Editors Talk: Joanna Valente, Editor of Yes, Poetry

As a platform for emerging poets, our mission is to provide practical help for serious writers. The community lifts itself up together or not at all. In that light, we’ve been asking some great editors from around the literary community for their frank thoughts on why poems may get accepted/rejected from their own slush pile of submissions, and what poets can do to better their chances. Today, we’re speaking with Joanna Valente, Editor of Yes, Poetry.


 

When and how did “Yes, Poetry” begin?

Joanna Valente: I created it in 2010 as a way to connect to the literary community outside of New York—and largely to a community of artists and writers who don’t fit neatly into the status quo. I bought a URL for the site and it went from there.

 

Can you talk about the work and writers you publish—any consistent themes, forms, aesthetic qualities, you look for? Feel free to shout out some writers you’ve published here.
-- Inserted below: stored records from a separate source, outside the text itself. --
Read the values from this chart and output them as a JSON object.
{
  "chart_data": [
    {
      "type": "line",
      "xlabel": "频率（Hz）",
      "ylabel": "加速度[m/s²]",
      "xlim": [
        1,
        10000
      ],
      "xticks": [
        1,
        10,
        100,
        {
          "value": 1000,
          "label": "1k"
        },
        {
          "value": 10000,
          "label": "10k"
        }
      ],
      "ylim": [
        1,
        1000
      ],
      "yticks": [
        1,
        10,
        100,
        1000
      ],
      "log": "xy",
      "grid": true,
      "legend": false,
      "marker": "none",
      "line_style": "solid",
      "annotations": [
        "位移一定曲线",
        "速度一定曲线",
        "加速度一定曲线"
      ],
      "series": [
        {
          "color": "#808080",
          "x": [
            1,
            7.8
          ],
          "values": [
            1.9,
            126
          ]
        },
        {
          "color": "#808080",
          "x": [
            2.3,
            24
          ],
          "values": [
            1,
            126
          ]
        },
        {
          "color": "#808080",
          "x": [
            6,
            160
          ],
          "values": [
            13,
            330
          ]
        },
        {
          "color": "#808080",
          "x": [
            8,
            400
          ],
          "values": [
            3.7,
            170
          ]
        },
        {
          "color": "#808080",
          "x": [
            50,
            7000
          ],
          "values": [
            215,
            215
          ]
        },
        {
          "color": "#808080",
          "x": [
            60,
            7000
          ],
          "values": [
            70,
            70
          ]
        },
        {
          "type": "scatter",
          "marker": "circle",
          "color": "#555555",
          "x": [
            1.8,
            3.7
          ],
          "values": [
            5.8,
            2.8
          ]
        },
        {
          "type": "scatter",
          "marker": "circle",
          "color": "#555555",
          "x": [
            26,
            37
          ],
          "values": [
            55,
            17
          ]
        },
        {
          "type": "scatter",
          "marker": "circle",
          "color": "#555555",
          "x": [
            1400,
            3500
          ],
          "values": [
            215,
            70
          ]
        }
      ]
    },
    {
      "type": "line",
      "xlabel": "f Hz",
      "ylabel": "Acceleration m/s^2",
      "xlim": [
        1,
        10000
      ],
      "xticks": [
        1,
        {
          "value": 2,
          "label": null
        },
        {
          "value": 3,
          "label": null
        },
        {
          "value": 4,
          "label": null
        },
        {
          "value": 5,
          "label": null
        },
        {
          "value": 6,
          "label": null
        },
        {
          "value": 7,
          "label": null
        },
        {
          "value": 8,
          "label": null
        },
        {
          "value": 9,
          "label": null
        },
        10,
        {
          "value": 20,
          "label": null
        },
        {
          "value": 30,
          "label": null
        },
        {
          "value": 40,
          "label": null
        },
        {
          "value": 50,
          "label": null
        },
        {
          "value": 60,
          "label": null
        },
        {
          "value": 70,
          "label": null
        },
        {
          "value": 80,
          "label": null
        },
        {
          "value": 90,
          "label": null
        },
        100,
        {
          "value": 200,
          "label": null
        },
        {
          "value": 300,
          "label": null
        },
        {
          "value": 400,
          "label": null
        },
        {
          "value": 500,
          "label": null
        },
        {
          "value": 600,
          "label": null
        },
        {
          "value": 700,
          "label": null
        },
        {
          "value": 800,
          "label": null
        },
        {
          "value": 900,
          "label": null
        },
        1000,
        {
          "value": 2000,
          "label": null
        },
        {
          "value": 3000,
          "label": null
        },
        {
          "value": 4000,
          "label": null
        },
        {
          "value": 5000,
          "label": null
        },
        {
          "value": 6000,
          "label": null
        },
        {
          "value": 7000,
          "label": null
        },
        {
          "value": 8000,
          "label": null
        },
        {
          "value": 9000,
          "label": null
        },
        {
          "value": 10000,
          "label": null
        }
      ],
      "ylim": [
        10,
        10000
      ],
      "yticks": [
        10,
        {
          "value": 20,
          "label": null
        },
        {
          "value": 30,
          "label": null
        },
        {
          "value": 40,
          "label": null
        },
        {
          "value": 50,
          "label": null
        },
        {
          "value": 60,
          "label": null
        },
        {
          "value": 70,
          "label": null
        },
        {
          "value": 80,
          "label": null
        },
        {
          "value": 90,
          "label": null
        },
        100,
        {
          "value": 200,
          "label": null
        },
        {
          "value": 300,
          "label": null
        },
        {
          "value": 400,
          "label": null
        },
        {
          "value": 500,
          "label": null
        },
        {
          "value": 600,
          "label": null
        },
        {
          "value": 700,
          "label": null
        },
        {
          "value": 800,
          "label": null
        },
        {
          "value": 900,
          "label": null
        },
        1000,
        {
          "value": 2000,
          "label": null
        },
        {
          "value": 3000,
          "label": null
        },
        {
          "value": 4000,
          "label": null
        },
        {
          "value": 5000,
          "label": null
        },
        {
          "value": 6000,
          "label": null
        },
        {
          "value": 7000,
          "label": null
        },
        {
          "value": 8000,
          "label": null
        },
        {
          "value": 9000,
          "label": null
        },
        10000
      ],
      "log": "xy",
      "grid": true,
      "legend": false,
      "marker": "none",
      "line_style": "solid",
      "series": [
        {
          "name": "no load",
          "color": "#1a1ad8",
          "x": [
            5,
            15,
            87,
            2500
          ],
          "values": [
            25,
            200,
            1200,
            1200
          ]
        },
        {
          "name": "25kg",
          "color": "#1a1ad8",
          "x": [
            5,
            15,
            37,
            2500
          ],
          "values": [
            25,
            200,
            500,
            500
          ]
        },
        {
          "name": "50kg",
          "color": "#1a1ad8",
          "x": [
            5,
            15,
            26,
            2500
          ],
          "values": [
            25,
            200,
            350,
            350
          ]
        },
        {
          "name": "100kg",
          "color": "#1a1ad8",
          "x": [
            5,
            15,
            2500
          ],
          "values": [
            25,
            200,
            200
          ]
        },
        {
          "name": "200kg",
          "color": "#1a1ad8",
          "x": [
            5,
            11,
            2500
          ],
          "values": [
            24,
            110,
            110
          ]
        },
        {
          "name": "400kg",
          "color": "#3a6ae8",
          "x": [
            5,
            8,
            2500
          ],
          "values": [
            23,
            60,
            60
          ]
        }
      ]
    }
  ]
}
I really love work that questions and interrogates gender, sexuality, trauma, relationships, time, existentiality—and just love anything remotely surreal, absurd, ghostly, and subversive. That being said, I also love conversational work. So a lot of the work we publish falls into these categories and tones. Some writers who we have published who do this well are Mark Lamoureux, Teo Mungaray, Ava C. Cipri, Leza Cantoral, Lisa Marie Basile, Jason Koo, Kyndal Thomas, Alejandra Cabezas, and Nardine Taleb.

 

What advice do you have for new poets who are submitting work?

Read the magazine and get an idea of the aesthetic, but also just be true to yourself. Write your observations and your truths. Just show up as you are.

 

From a craft standpoint, what typically causes you to accept a poem? What causes you to turn the page and move on to the next poem in Submittable?
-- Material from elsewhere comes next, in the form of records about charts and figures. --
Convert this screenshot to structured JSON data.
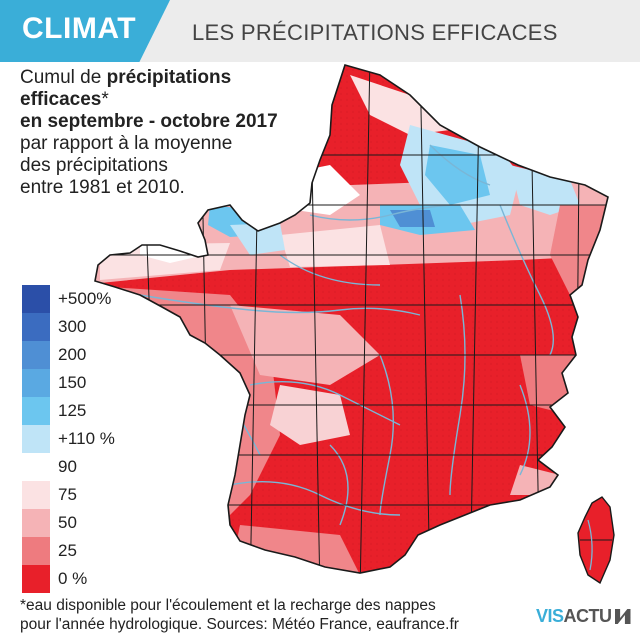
{
  "header": {
    "tag": "CLIMAT",
    "title": "LES PRÉCIPITATIONS EFFICACES"
  },
  "subtitle": {
    "part1": "Cumul de ",
    "bold1": "précipitations efficaces",
    "part2": "*",
    "bold2": "en septembre - octobre 2017",
    "line3": "par rapport à la moyenne",
    "line4": "des précipitations",
    "line5": "entre 1981 et 2010."
  },
  "legend": [
    {
      "label": "+500%",
      "color": "#2b4fa8"
    },
    {
      "label": "300",
      "color": "#3b6cc0"
    },
    {
      "label": "200",
      "color": "#4f8fd4"
    },
    {
      "label": "150",
      "color": "#5aa9e2"
    },
    {
      "label": "125",
      "color": "#6cc6ef"
    },
    {
      "label": "+110 %",
      "color": "#bfe4f7"
    },
    {
      "label": "90",
      "color": "#ffffff"
    },
    {
      "label": "75",
      "color": "#fbe2e3"
    },
    {
      "label": "50",
      "color": "#f5b3b6"
    },
    {
      "label": "25",
      "color": "#ee7b7f"
    },
    {
      "label": "0 %",
      "color": "#e8202a"
    }
  ],
  "footnote": {
    "line1": "*eau disponible pour l'écoulement et la recharge des nappes",
    "line2": "pour l'année hydrologique. Sources: Météo France, eaufrance.fr"
  },
  "logo": {
    "vis": "VIS",
    "actu": "ACTU"
  },
  "colors": {
    "accent": "#3aaed8",
    "header_bg": "#ececec",
    "rivers": "#7ab6d6",
    "borders": "#1a1a1a"
  }
}
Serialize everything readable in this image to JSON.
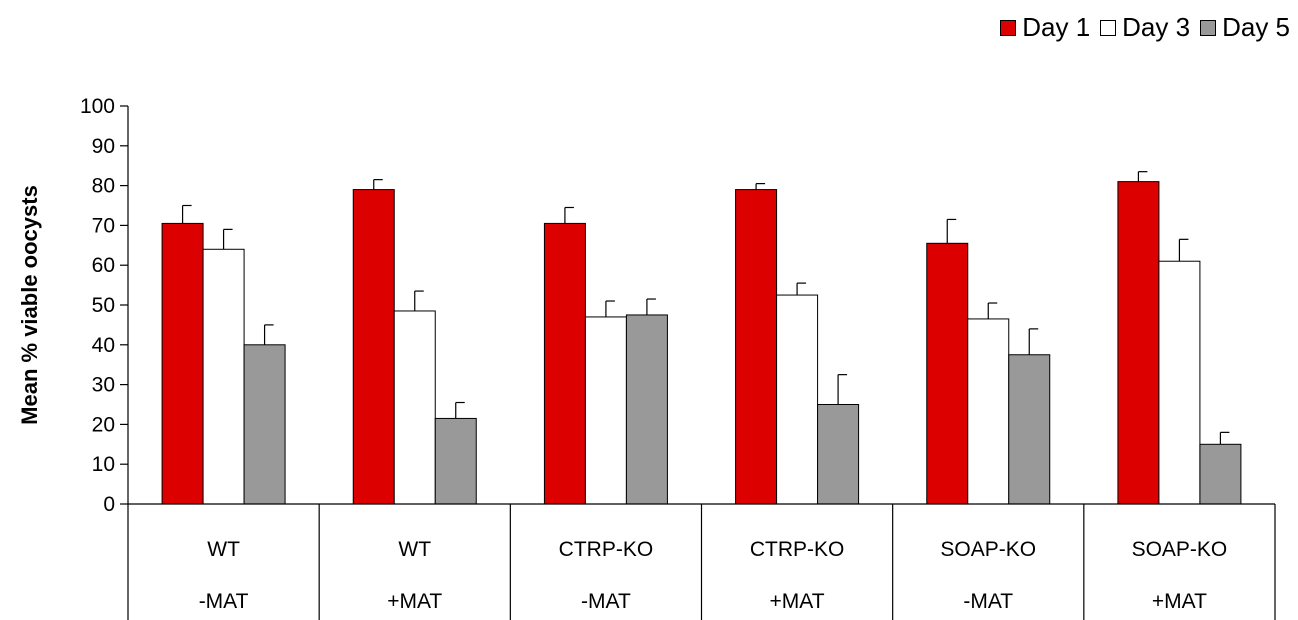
{
  "legend": {
    "day1": "Day 1",
    "day3": "Day 3",
    "day5": "Day 5"
  },
  "chart_data": {
    "type": "bar",
    "ylabel": "Mean %  viable oocysts",
    "ylim": [
      0,
      100
    ],
    "yticks": [
      0,
      10,
      20,
      30,
      40,
      50,
      60,
      70,
      80,
      90,
      100
    ],
    "grid": false,
    "legend_position": "top-right",
    "categories": [
      {
        "line1": "WT",
        "line2": "-MAT"
      },
      {
        "line1": "WT",
        "line2": "+MAT"
      },
      {
        "line1": "CTRP-KO",
        "line2": "-MAT"
      },
      {
        "line1": "CTRP-KO",
        "line2": "+MAT"
      },
      {
        "line1": "SOAP-KO",
        "line2": "-MAT"
      },
      {
        "line1": "SOAP-KO",
        "line2": "+MAT"
      }
    ],
    "series": [
      {
        "name": "Day 1",
        "color": "#dd0000",
        "values": [
          70.5,
          79,
          70.5,
          79,
          65.5,
          81
        ],
        "errors": [
          4.5,
          2.5,
          4,
          1.5,
          6,
          2.5
        ]
      },
      {
        "name": "Day 3",
        "color": "#ffffff",
        "values": [
          64,
          48.5,
          47,
          52.5,
          46.5,
          61
        ],
        "errors": [
          5,
          5,
          4,
          3,
          4,
          5.5
        ]
      },
      {
        "name": "Day 5",
        "color": "#999999",
        "values": [
          40,
          21.5,
          47.5,
          25,
          37.5,
          15
        ],
        "errors": [
          5,
          4,
          4,
          7.5,
          6.5,
          3
        ]
      }
    ]
  }
}
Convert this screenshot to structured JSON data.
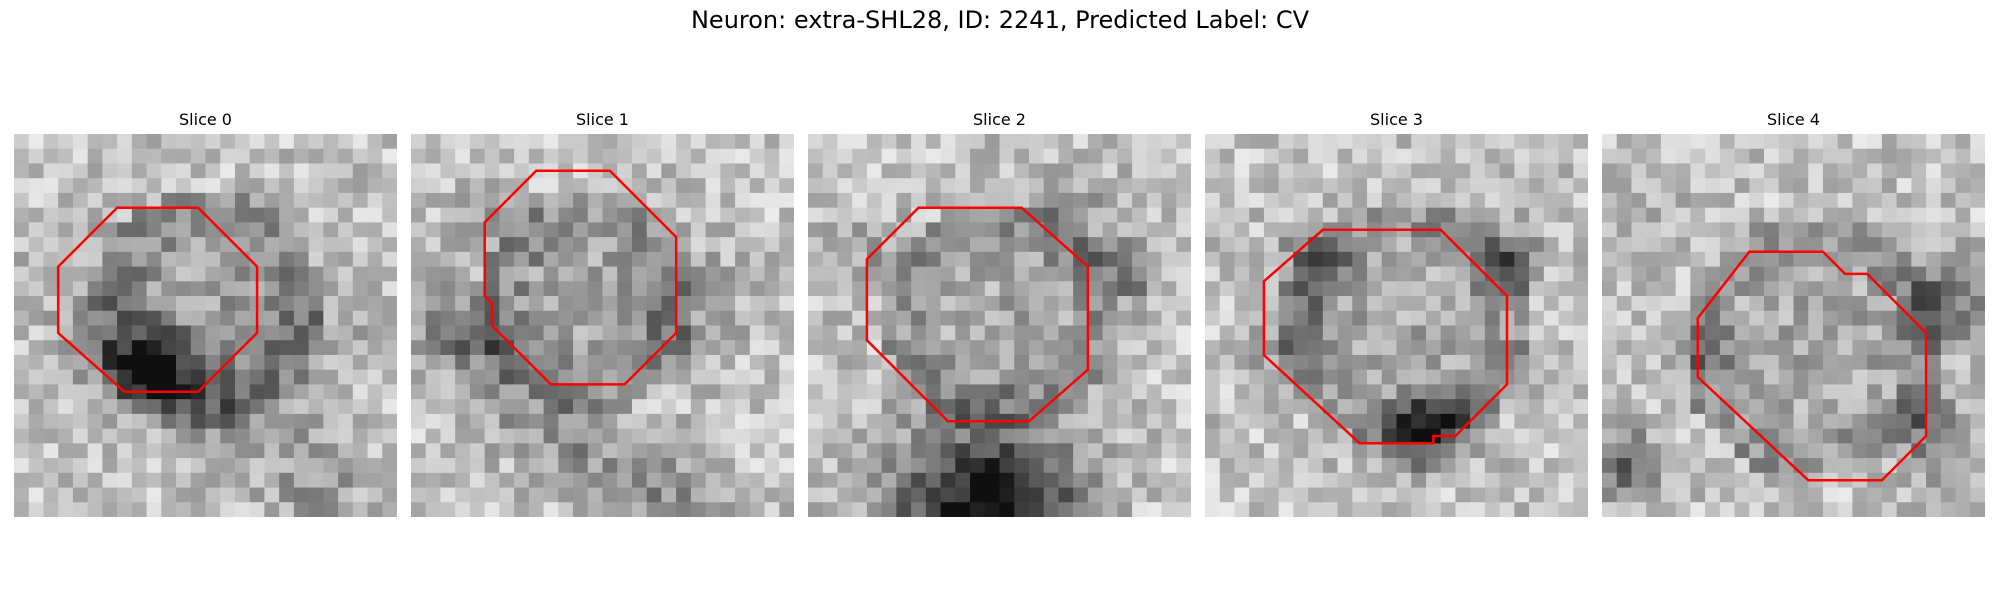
{
  "figure": {
    "title": "Neuron: extra-SHL28, ID: 2241, Predicted Label: CV"
  },
  "slices": [
    {
      "title": "Slice 0"
    },
    {
      "title": "Slice 1"
    },
    {
      "title": "Slice 2"
    },
    {
      "title": "Slice 3"
    },
    {
      "title": "Slice 4"
    }
  ],
  "colors": {
    "outline": "#ff0000",
    "background": "#ffffff"
  }
}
I love when poets take risks, even if it seems bizarre or unconventional. I love that. I love when there’s strange punctuation and line breaks. Give me the unexpected. So really, I kind of tend to reject work that I feel like isn’t challenging me or saying something that surprises me – or teaches me.

 

What have you learned as an editor and writer from working at “Yes, Poetry” for the past few years?

Be empathetic and compassionate and open.

 

 


Joanna C. Valente is an alien from Saturn’s rings. They have written, illustrated, and edited a few books. Sometimes they take photos and bake ugly desserts.

 


Jose Hernandez Diaz

Jose Hernandez Diaz is a 2017 NEA Poetry Fellow. He is from Southern California. He is the author of The Fire Eater (Texas Review Press, 2020). His work appears in The American Poetry Review, Boulevard, The Cincinnati Review, Georgia Review, Iowa Review, The Nation, Poetry and in The Best American Nonrequired Reading 2011. Currently, he is an Associate Editor at Frontier and Guest Editor at Palette Poetry.